Packed128 operations specification

128 parallel F₂ operations in one u128 machine word. this is the computational kernel for binary workloads.

representation

Packed128 wraps a single u128. each bit position holds one F₂ element:

bit 127                                     bit 0
  |                                            |
  v                                            v
  [e_127, e_126, ..., e_2, e_1, e_0]

  e_i in F₂ = {0, 1}

Packed128(0) = the zero vector. Packed128(u128::MAX) = the all-ones vector.

operations

vectorized addition

add(a, b) = Packed128(a.0 XOR b.0)

128 F₂ additions in 1 instruction. addition is self-inverse: add(a, a) = ZERO.

vectorized multiplication

mul(a, b) = Packed128(a.0 AND b.0)

128 F₂ multiplications in 1 instruction.

vectorized complement

not(a) = Packed128(NOT a.0)

128 parallel complements. not(a) = add(a, ONES).

popcount

popcount(a) = count_ones(a.0)

returns the number of 1-bits = the sum of all 128 F₂ elements. reduces the vector to a scalar in F₂ (mod 2) or to an integer in [0, 128].
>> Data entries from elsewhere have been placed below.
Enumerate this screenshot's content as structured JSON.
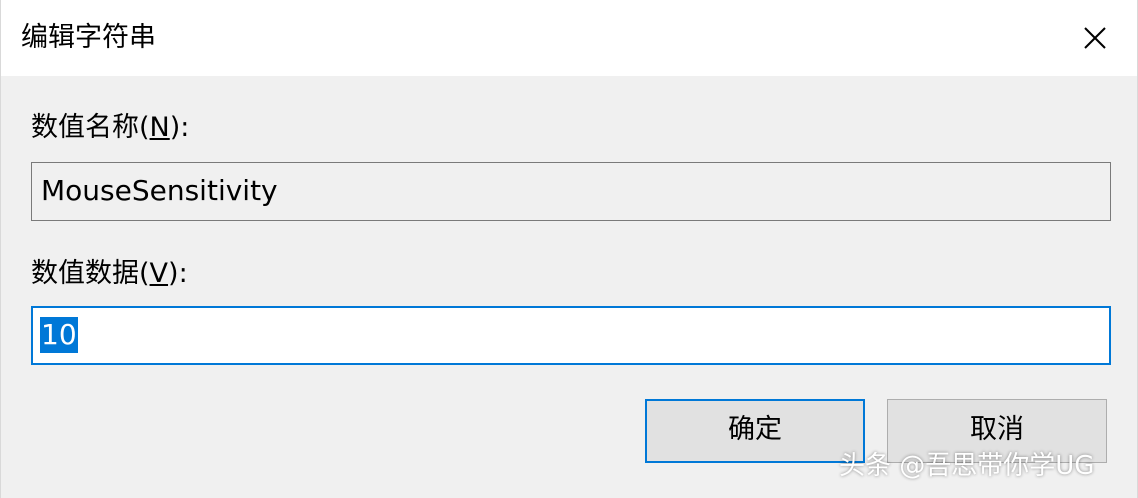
{
  "dialog": {
    "title": "编辑字符串",
    "close_icon": "close-icon"
  },
  "value_name": {
    "label_prefix": "数值名称(",
    "label_accel": "N",
    "label_suffix": "):",
    "value": "MouseSensitivity"
  },
  "value_data": {
    "label_prefix": "数值数据(",
    "label_accel": "V",
    "label_suffix": "):",
    "value": "10"
  },
  "buttons": {
    "ok_label": "确定",
    "cancel_label": "取消"
  },
  "watermark": "头条 @吾思带你学UG",
  "colors": {
    "accent": "#0078d7",
    "titlebar": "#ffffff",
    "background": "#f0f0f0",
    "button_face": "#e1e1e1"
  }
}
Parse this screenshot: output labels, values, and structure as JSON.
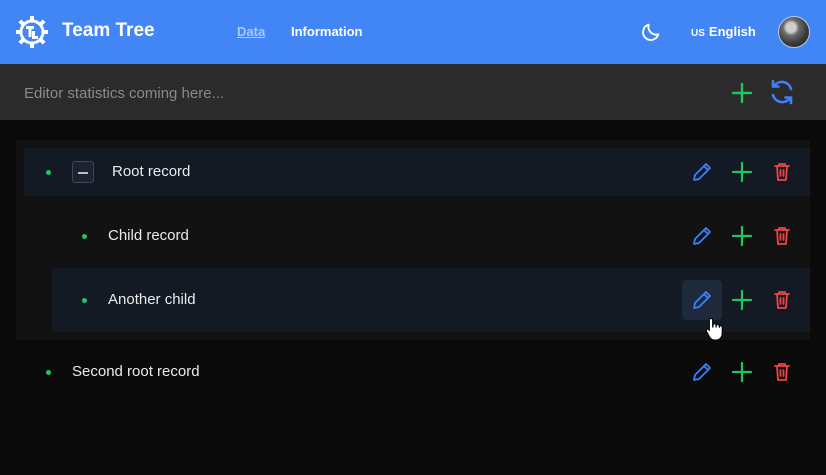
{
  "header": {
    "app_title": "Team Tree",
    "nav": {
      "data_label": "Data",
      "information_label": "Information"
    },
    "language": {
      "flag": "US",
      "label": "English"
    }
  },
  "stats": {
    "placeholder": "Editor statistics coming here..."
  },
  "tree": {
    "rows": [
      {
        "label": "Root record"
      },
      {
        "label": "Child record"
      },
      {
        "label": "Another child"
      },
      {
        "label": "Second root record"
      }
    ]
  },
  "colors": {
    "header": "#4285f4",
    "accent_green": "#22c55e",
    "edit_blue": "#3b82f6",
    "delete_red": "#ef4444"
  }
}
hardware support: popcnt (x86), cnt (ARM NEON), ctpop (LLVM intrinsic).

inner product

inner_product(a, b) = popcount(a AND b) = count_ones(a.0 & b.0)

the binary inner product of two 128-element vectors over F₂. 2 machine instructions (AND + popcount).
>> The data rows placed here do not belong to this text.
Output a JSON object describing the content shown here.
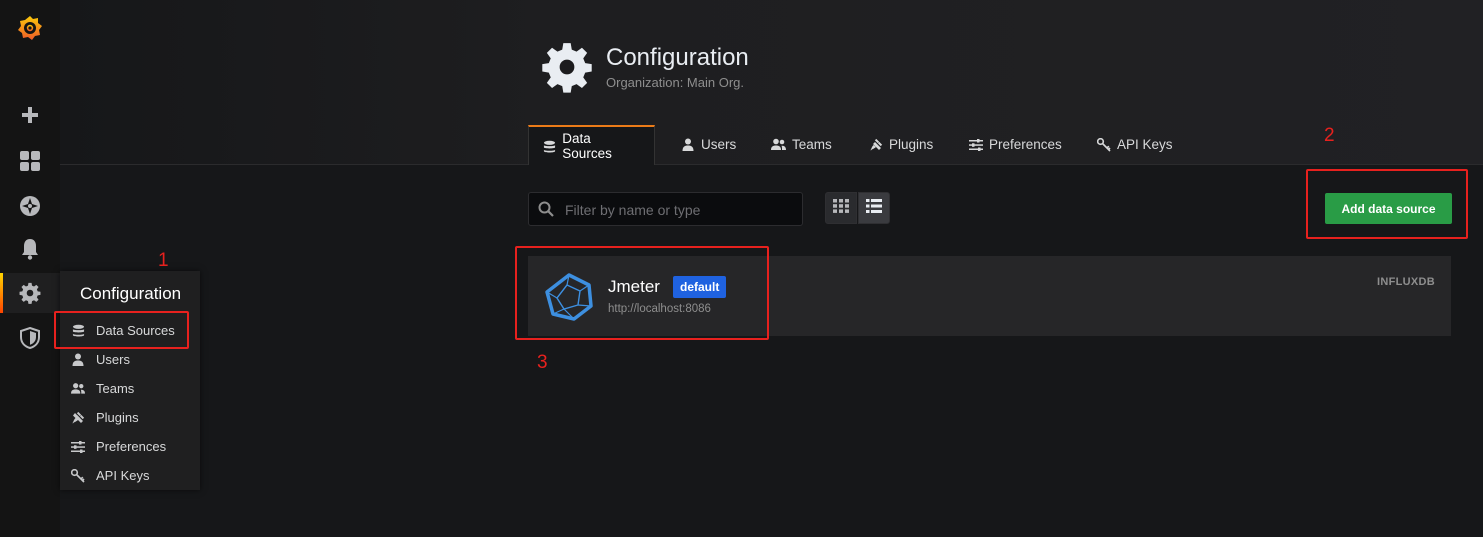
{
  "header": {
    "title": "Configuration",
    "subtitle": "Organization: Main Org."
  },
  "tabs": [
    {
      "label": "Data Sources",
      "icon": "database-icon",
      "active": true
    },
    {
      "label": "Users",
      "icon": "user-icon"
    },
    {
      "label": "Teams",
      "icon": "users-icon"
    },
    {
      "label": "Plugins",
      "icon": "plug-icon"
    },
    {
      "label": "Preferences",
      "icon": "sliders-icon"
    },
    {
      "label": "API Keys",
      "icon": "key-icon"
    }
  ],
  "filter": {
    "placeholder": "Filter by name or type"
  },
  "toolbar": {
    "add_label": "Add data source"
  },
  "datasource": {
    "name": "Jmeter",
    "badge": "default",
    "url": "http://localhost:8086",
    "type": "INFLUXDB"
  },
  "submenu": {
    "title": "Configuration",
    "items": [
      {
        "label": "Data Sources",
        "icon": "database-icon"
      },
      {
        "label": "Users",
        "icon": "user-icon"
      },
      {
        "label": "Teams",
        "icon": "users-icon"
      },
      {
        "label": "Plugins",
        "icon": "plug-icon"
      },
      {
        "label": "Preferences",
        "icon": "sliders-icon"
      },
      {
        "label": "API Keys",
        "icon": "key-icon"
      }
    ]
  },
  "annotations": [
    "1",
    "2",
    "3"
  ],
  "colors": {
    "accent": "#eb7b18",
    "primary_button": "#299c46",
    "badge": "#1f62e0",
    "annotation": "#e7211e"
  }
}
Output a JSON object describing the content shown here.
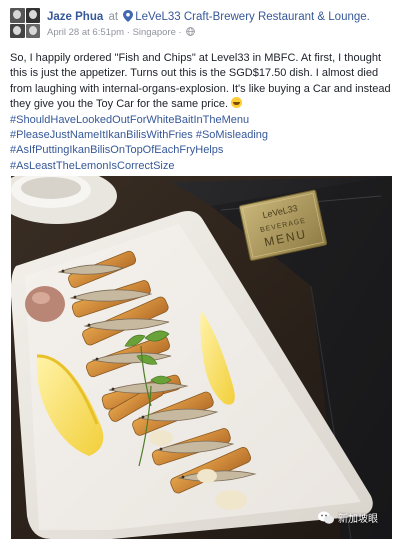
{
  "post": {
    "author": "Jaze Phua",
    "at_word": "at",
    "place": "LeVeL33 Craft-Brewery Restaurant & Lounge.",
    "date": "April 28 at 6:51pm",
    "separator": "·",
    "location": "Singapore",
    "location_separator": "·",
    "body": "So, I happily ordered \"Fish and Chips\" at Level33 in MBFC. At first, I thought this is just the appetizer. Turns out this is the SGD$17.50 dish. I almost died from laughing with internal-organs-explosion. It's like buying a Car and instead they give you the Toy Car for the same price.",
    "hashtags": [
      "#ShouldHaveLookedOutForWhiteBaitInTheMenu",
      "#PleaseJustNameItIkanBilisWithFries #SoMisleading",
      "#AsIfPuttingIkanBilisOnTopOfEachFryHelps",
      "#AsLeastTheLemonIsCorrectSize"
    ]
  },
  "photo": {
    "menu_text_line1": "LeVeL33",
    "menu_text_line2": "BEVERAGE",
    "menu_text_line3": "MENU"
  },
  "watermark": {
    "text": "新加坡眼"
  },
  "icons": {
    "location": "map-pin-icon",
    "privacy": "globe-icon",
    "emoji": "laughing-emoji-icon",
    "watermark": "wechat-icon"
  },
  "colors": {
    "link": "#365899",
    "meta": "#90949c",
    "text": "#1d2129"
  }
}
this is the fundamental kernel. one inner_product call computes one row of a binary matrix-vector multiplication.

matrix-vector multiply

a binary matrix M (m rows x 128 columns) stored as m Packed128 values. a vector v stored as one Packed128:

mat_vec_mul(M, v):
  for i in 0..m:
    result[i] = inner_product(M[i], v)    // 1 bit of output per row

cost: m AND instructions + m popcount instructions. for a 128x128 matrix: 128 inner_product calls = 256 instructions.
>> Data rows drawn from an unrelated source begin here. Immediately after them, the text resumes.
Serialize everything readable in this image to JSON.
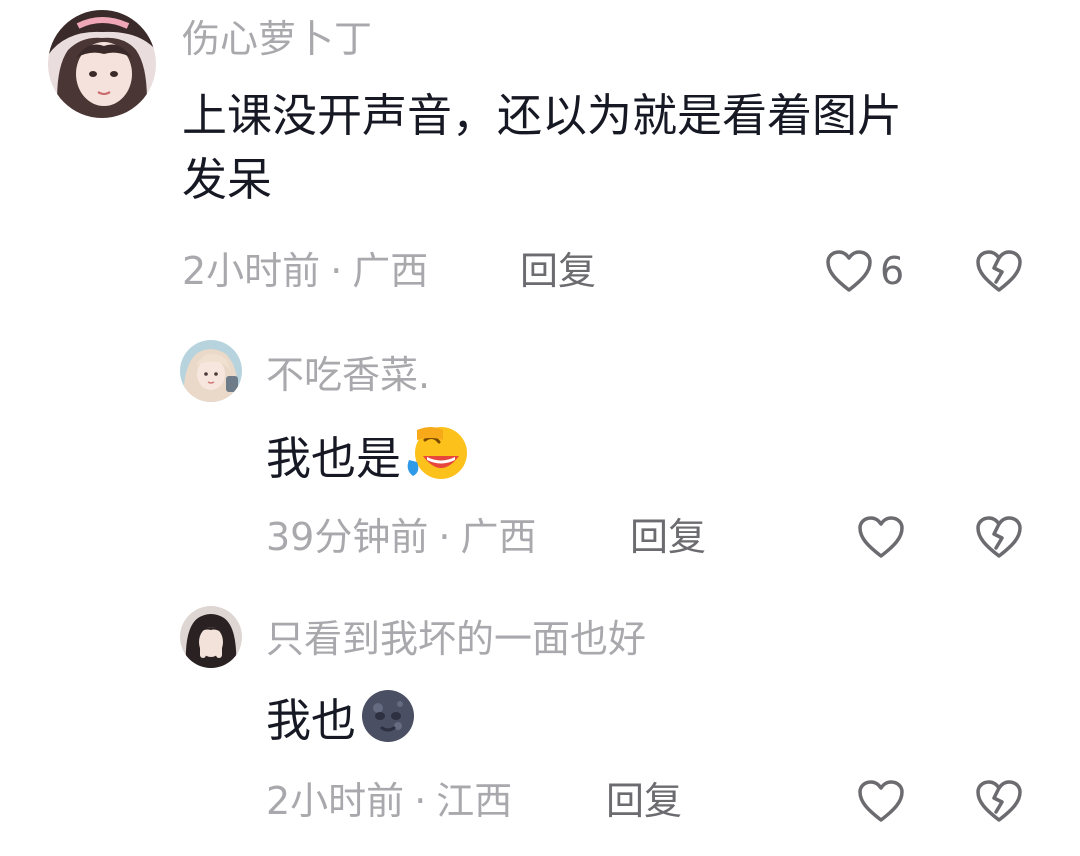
{
  "comments": [
    {
      "username": "伤心萝卜丁",
      "text_lines": [
        "上课没开声音，还以为就是看着图片",
        "发呆"
      ],
      "time": "2小时前",
      "location": "广西",
      "reply_label": "回复",
      "like_count": "6",
      "avatar_icon": "avatar-girl-pink"
    },
    {
      "username": "不吃香菜.",
      "text": "我也是",
      "emoji": "face-with-tears-of-joy",
      "time": "39分钟前",
      "location": "广西",
      "reply_label": "回复",
      "like_count": "",
      "avatar_icon": "avatar-girl-blonde"
    },
    {
      "username": "只看到我坏的一面也好",
      "text": "我也",
      "emoji": "new-moon-face",
      "time": "2小时前",
      "location": "江西",
      "reply_label": "回复",
      "like_count": "",
      "avatar_icon": "avatar-girl-dark-hair"
    }
  ],
  "colors": {
    "muted": "#a9a9ad",
    "text": "#161823",
    "action": "#6b6b70"
  },
  "separator": "·"
}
in a prime field, the same 128x128 binary matrix multiply would cost 128 * 128 = 16,384 multiplications + 128 * 127 = 16,256 additions. the packed binary approach is ~128x faster.

applications

BitNet inference

BitNet 1-bit quantized neural networks store weights as binary matrices. inference = matrix-vector multiply over F₂:

layer(input):
  // weights: M rows of Packed128
  // input:   Packed128 (128 binary activations)
  for each row:
    activation[row] = popcount(M[row] AND input)
  // threshold to produce binary output
  output[row] = (activation[row] > threshold) ? 1 : 0

one layer of a 128-wide BitNet model: 128 inner_product calls. the entire forward pass of a multi-layer network is a chain of mat-vec multiplies -- all using Packed128.

SpMV (sparse matrix-vector multiply)

tri-kernel SpMV for quantized axon weights in pi iteration. sparse binary matrices stored in compressed row format where each nonzero row is a Packed128 with the nonzero pattern:

spmv(rows, col_packs, values, x):
  for each row i:
    acc = 0
    for each nonzero block j in row i:
      acc ^= inner_product(col_packs[j], x[block_col[j]])
    result[i] = acc & 1    // reduce mod 2

relationship to tower arithmetic

Packed128 and F2_128 share the same underlying u128, but they interpret it differently:

type	interpretation	add	mul
`Packed128`	128 independent F₂ elements	XOR (parallel add)	AND (parallel mul)
`F2_128`	1 element of GF(2^128)	XOR (field add)	tower Karatsuba (field mul)

addition is identical (XOR). multiplication differs: Packed128 uses AND (component-wise), F2_128 uses Karatsuba (field multiplication). conversion between interpretations is free (reinterpret the bits).

bit access

get_bit(a, i) = (a.0 >> i) & 1           // extract element i
set_bit(a, i) = Packed128(a.0 | (1 << i)) // set element i to 1

shift operations

shl(a, n) = Packed128(a.0 << n)     // shift all elements left by n positions
shr(a, n) = Packed128(a.0 >> n)     // shift all elements right by n positions

useful for alignment and sliding-window operations.

kuro/specs/packed.md